Menurut Liando, PDI-P mempunyai posisi yang kuat setelah verifikasi. Apalagi partai yang lain bukanlah pecahan PDI-P. Akan tetapi, menurutnya ada tantangan yang harus dihadapai baik makro maupun mikro. "Untuk yang makro menurur survey CSIS, 76% responden mengatakan tidak percaya lagi partai politik. Untuk golput meningkat dari tahun ke tahun. Tahun 1999 jumlahnya 10 %, tahun 2004 jumlahnya 23 % dan tahun 2009 39,1%, Itu kenapa ada UU nomor 12 yang merupakan perubahan UU no 32  yang mengakomodir calon perseorangan, "tuturnya.

Ketidakpercayaaan itu sendiri, disebabkan oleh maraknya kasus korupsi dan kasus imoral yang lain. Kinerja juga memengaruhi. Misalnya, DPRD Sulut yang tidak menghasilkan perda selama tahun 2012. "Padahal, banyak yang melakukan studi banding. Untuk anggaran Belanja yang disetujui juga tidak memihak ke rakyat, "ujarnya.

Untuk urusan mikro, bagi Liando Undang-Undang nomor 8 tahun 2012 bisa menjadi ganjalan. Sistem yang dipakai terbuka atau dengan suara terbanyak. Ini membuat calon yang dipilih itu bisa tidak mempunyai integritas.  "Di internal bisa terjadi persaingan, Selain itu strategi pragmatis cenderung membuat partai yang ada di daerah mencari yang lima belas persen dan 3,5 persen untuk yang ada di pusat. Figur juga kemudian lebih menentukan misalnya sosok Fredy Sualang," katanya.

Mengenai kekuatan dan peluang di Sulut sendiri, Liando menyebut hanya Demokrat dan Golkar yang menjadi lawan utama.

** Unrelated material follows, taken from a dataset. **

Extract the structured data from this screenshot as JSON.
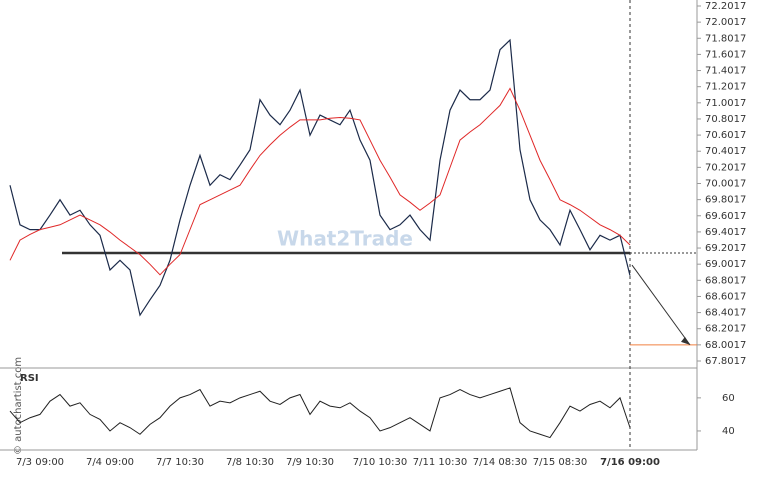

Demokrat juga dengan tinggal diinfus apalagi dengan keterlibatan warga Sulut Angelina Sondakh yang juga kader partai Demokrat dalam korupsi. Sedangkan kader Golkar Sulut banyak yang masuk penjara. "Ada empat hal yang bisa mempengaruhi kemenangan partai yaitu Kelembagaan, Jaringan, Figur dan Finansial. PDI-P mempunyai kekuatan di situ," katanya.

Diskusi kemudian menjadi menarik ketika banyak tanggapan dari peserta. Hengky Kawalo menyinggung soal banyaknya lobi dalam lembaga politik. PDI-P sungguh memperjuangkan rakyat. Akan tetapi, jumlah anggota menjadi masalah. "Kalau di sistem memang ada yang berbeda dengan apa yang diamati dari luar. Saya berharap rakyat bisa mempercayakan aspirasi dengan memilih calon dari PDI-P," ujarnya.

Toni Rawung, Bendahara DPC juga menyebut soal adanya pengusaha yang menumpang untuk mencari keuntungan. Baginya tidak semua yang demikian. Ia menyebut dirinya tetap seorang yang militan dalam partai. "Saya mengingikan semua calon dari partai harus segaris dengan ideologi partai. Bukan hanya sebagai kapitalis yang mencari keuntungan sendiri," ujarnya.